Читать «Путь актрисы» онлайн - страница 178

Серафима Германовна Бирман

Выразительная мизансцена — результат упорного труда, целеустремленной мысли, тренированного воображения. От холодного расчета, от рассудка живая мизансцена никогда не родится. Только если разум и фантазия вместе создают мизансцену, только {236} тогда пред ней раскрываются сердца — сначала актерские, потом зрительские. Возникшая органически мизансцена не звучит для актера как чье-либо приказание, она прирастает к душе, больше того — врастает в нее.

Станиславский искал самостоятельности в каждом актере и, быть может, особенно в молодых, еще неоперившихся. Станиславский приучил своих учеников не любить дорог, по которым часто и многие ходили. Я восприняла его уроки, хотя, быть может, нередко «лоб расшибала», молясь творчеству.

Однажды (год не помню) шла в МХТ репетиция «Пира во время чумы». Вел репетицию Вл. И. Немирович-Данченко.
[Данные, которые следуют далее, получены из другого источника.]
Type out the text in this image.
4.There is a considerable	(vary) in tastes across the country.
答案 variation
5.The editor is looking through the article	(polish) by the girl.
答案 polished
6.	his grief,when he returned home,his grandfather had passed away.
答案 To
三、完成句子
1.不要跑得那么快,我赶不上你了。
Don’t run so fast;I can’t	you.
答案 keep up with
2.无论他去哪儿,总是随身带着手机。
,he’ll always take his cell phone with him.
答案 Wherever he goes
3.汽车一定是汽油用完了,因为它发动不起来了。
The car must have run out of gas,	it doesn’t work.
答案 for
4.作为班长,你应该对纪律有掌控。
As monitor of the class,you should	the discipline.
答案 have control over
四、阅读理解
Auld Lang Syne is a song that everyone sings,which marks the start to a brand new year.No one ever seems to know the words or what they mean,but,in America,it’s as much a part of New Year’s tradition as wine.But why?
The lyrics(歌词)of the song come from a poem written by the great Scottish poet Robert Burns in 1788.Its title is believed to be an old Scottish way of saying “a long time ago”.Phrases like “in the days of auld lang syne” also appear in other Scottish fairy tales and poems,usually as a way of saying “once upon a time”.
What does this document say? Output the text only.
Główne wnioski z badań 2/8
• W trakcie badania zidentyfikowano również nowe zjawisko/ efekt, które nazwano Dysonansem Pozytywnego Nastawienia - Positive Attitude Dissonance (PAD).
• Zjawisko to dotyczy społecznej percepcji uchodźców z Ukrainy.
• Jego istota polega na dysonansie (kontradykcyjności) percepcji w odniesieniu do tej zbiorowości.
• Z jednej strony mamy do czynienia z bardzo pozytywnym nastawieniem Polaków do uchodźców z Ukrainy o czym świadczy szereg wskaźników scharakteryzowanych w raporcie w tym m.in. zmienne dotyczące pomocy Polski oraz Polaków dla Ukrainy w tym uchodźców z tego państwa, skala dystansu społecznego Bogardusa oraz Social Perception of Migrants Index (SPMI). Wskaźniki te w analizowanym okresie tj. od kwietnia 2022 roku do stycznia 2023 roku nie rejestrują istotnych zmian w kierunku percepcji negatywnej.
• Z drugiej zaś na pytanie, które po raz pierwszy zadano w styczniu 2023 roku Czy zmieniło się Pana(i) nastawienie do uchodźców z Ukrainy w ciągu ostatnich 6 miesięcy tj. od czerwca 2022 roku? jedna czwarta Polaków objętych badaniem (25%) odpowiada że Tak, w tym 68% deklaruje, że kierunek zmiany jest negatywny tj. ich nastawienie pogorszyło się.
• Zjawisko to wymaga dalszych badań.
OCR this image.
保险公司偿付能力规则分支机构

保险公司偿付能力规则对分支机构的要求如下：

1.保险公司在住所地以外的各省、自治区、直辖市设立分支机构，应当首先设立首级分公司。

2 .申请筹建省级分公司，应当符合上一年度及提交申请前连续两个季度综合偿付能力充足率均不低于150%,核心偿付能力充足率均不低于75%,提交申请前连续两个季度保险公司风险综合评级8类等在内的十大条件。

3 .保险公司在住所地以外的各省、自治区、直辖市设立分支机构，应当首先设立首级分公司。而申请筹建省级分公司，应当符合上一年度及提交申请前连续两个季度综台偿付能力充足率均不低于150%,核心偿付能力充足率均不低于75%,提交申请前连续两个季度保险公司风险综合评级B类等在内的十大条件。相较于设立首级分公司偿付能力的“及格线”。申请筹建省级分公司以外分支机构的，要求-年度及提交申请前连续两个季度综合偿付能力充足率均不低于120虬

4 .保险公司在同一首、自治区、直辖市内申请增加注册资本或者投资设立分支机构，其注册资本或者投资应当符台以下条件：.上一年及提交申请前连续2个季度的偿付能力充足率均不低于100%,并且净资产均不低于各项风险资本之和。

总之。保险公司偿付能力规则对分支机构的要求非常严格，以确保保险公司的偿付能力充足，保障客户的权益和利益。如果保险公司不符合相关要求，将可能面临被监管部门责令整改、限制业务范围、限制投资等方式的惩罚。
Я почему-то репетировала Луизу, хотя обещала когда-то Станиславскому не браться за роли «молоденьких и хорошеньких». Дважды за жизнь нарушила я данное слово: Луизой в «Пире во время чумы» и, много лет спустя, Софьей в «Зыковых».

У Пушкина написано: «Едет телега, наполненная мертвыми телами. Негр управляет ею».

«Председатель. Ага! Луизе дурно…»

Мне, как Луизе, захотелось встать из-за пиршественного стола, подойти к арке, мимо которой негр везет трупы умерших от чумы; мне захотелось взглянуть на эту страшную телегу, тем заглянув в глаза чуме.

Я так и сделала. Встала, подошла к арке, впилась глазами в страшный груз телеги и потом, теряя сознание, опустилась на землю.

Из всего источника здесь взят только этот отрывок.